I don't know, but Im redoing my 67 ebrake, now.

At the end of the day, the ebrake is a lot less complicated than most people make it out to be... and I say that based on the fact that half the cars Ive ever owned, had it disconnected, for no reason.

Worse case scenario, you might need to extend the threaded cable adjuster or move a hook.

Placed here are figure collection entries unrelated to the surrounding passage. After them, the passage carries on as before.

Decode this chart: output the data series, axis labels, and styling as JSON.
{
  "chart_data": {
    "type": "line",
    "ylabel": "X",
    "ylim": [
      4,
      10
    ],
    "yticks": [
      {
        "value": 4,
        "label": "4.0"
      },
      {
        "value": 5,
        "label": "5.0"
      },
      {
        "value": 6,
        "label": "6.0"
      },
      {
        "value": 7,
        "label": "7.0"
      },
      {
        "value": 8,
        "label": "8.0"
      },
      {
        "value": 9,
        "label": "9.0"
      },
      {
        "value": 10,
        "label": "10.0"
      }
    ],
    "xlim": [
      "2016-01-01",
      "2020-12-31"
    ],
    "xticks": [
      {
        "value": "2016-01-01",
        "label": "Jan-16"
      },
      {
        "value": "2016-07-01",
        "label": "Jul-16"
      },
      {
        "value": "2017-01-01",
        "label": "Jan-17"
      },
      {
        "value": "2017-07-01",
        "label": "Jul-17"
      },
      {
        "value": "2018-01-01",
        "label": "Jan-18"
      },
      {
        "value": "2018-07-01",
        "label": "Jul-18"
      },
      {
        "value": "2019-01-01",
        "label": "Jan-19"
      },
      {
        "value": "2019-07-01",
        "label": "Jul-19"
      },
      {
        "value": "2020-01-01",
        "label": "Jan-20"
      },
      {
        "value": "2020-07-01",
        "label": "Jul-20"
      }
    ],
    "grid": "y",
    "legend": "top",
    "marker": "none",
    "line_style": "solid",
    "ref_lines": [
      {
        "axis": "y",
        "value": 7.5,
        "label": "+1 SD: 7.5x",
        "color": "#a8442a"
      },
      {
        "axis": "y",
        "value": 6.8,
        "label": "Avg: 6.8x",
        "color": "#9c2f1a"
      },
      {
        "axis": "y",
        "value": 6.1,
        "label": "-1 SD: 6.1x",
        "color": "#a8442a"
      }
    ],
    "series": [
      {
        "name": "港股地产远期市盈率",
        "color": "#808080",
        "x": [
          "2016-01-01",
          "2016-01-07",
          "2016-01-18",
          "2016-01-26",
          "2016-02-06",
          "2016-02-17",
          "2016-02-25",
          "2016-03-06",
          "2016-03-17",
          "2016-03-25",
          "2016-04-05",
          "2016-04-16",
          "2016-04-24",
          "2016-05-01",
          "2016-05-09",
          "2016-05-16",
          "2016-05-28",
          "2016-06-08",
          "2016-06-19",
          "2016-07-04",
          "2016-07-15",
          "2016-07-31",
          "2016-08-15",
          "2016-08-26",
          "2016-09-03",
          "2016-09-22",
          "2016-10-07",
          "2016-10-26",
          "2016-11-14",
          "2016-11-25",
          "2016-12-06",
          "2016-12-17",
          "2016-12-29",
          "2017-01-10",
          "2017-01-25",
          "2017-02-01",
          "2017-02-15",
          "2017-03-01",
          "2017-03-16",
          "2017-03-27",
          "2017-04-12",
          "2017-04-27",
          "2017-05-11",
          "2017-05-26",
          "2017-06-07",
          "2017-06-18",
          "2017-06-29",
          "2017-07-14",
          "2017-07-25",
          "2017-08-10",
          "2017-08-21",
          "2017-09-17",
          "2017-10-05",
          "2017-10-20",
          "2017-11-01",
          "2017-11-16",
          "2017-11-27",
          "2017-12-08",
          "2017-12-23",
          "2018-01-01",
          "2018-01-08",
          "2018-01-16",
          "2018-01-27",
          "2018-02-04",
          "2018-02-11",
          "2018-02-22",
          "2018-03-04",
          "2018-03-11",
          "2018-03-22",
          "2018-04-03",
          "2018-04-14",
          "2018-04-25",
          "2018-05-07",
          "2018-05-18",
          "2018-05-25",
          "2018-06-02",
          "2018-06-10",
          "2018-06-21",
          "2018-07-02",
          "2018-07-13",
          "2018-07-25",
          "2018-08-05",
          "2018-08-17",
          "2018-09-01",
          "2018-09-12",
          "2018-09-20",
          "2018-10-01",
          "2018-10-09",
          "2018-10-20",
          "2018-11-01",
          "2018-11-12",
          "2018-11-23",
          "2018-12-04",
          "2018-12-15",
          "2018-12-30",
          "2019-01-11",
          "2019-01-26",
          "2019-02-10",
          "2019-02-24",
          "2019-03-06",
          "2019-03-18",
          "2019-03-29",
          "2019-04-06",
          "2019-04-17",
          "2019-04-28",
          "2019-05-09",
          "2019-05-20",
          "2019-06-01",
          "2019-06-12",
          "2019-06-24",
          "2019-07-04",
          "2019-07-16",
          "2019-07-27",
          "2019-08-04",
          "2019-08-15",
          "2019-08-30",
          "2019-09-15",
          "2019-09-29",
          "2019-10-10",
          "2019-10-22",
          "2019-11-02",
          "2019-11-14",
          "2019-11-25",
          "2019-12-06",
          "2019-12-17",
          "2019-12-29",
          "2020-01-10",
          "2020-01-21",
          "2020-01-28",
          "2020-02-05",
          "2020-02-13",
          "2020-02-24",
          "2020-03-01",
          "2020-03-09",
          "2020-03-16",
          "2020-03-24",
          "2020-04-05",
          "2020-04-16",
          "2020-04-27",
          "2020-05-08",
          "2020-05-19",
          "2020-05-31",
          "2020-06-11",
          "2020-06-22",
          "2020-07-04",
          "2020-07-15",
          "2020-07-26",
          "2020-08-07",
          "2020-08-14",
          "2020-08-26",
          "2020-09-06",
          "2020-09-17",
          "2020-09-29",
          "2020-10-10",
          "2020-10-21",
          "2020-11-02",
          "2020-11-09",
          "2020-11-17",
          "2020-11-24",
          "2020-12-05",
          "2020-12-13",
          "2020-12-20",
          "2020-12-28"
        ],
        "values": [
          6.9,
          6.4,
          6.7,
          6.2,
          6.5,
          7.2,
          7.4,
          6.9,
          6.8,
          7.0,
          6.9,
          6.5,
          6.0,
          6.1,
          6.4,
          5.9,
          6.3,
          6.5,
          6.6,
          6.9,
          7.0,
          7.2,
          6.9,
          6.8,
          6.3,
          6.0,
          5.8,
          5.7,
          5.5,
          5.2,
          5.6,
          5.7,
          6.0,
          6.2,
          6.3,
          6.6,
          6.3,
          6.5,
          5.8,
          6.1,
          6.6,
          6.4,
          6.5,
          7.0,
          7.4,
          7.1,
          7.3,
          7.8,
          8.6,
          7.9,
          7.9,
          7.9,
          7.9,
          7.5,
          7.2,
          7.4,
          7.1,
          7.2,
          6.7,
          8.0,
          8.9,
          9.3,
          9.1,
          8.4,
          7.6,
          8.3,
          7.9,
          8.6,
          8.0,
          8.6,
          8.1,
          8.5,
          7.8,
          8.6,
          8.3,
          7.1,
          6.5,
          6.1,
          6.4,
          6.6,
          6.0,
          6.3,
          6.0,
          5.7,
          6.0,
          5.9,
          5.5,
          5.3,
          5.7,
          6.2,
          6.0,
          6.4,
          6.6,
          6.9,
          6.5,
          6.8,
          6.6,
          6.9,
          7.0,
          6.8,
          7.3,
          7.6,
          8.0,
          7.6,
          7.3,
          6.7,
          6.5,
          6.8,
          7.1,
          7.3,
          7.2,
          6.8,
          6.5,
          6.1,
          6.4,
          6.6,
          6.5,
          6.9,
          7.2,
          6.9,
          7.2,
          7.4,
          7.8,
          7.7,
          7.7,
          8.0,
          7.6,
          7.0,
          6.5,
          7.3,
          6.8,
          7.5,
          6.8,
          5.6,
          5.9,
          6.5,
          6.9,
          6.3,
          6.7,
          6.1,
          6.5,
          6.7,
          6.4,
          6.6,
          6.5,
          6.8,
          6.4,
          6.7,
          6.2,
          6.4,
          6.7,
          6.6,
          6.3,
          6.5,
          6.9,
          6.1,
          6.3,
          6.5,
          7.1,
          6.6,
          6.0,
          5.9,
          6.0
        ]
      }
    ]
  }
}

I might be way off but I think youll be able to make it work, easily.


----------



## coyote595 (Dec 4, 2019)

Maybe check the website of a company that sells both Pontiac and Chevy parts. Look up the cable for the chevelle and the GTO, and see if the part number is the same.


----------



## Duff (Jan 12, 2020)

I did check with Summit and Raybestos and Dorman sites, the info they posted isn't consistent, some show 64 -66, some show 67 - 71, but all the rear cables are the same length of 33.82, so I'll take a chance, hopefully they'll fit with little to o mods, I'll post results.


----------



## Mine'sa66 (Oct 30, 2019)

I put a 12 bolt in my 66 a couple years back. Used the cables that were on the car. No issues.


----------



## Duff (Jan 12, 2020)

The 12 bolt is a great upgrade for the GTO, only thing better would be a Moser FORD 9", but they're worth more than my 66. Thanks for the info, I'm ordering the cable kit today.


----------



## geeteeohguy (Feb 2, 2008)

I trick I came up with years ago to remove the old cables at the backing plates was to slip a box-end 1/2" or 9/16" wrench around the spring flutes and run it down to the backing plate. Works like a mini ring compressor, and lets you pull the cable through the backing plate in one easy move. No need for pics and screwdrivers and bloody fingers!


----------



## GtoFM (Mar 23, 2018)

For future reference, Original Parts Group, Inc., opgi.com, gives Vehicle Fitment crosses to BOP & Chevy and National Parts Depot, npdlink.com will give the crosses to Ford, Mercury, Chevy, Pontiac & Mopar.


----------



## Duff (Jan 12, 2020)

Also, Chicago Muscle Car Parts has a nice selection of service manual diagrams that cover a lot of different makes and models. I did order the cables from Ames, and I'm fairly sure they'll be the same, but they're on back order.


----------



## GtoFM (Mar 23, 2018)

Yes the diagrams at Chicago Muscle Car are very helpful!


----------



## Gtowally (Jan 19, 2019)

Duff said:


> I'm ordering E brake cables for my 1966 GTO that has a 12 bolt rear from a 1967 SS Chevelle. I see Ames lists the rear cables for 64-67 GTO. Is the Chevy 67 12 bolt the same as the Pontiac?


I have a 12 bolt in my 66 convertible and used the ebrake cable kit from Ames and had no issues


----------



## Duff (Jan 12, 2020)

Gtowally said:


> I have a 12 bolt in my 66 convertible and used the ebrake cable kit from Ames and had no issues


Yes, UPS dropped off the cables yesterday, I should have them installed next Week, I'll post results. Thanks!


----------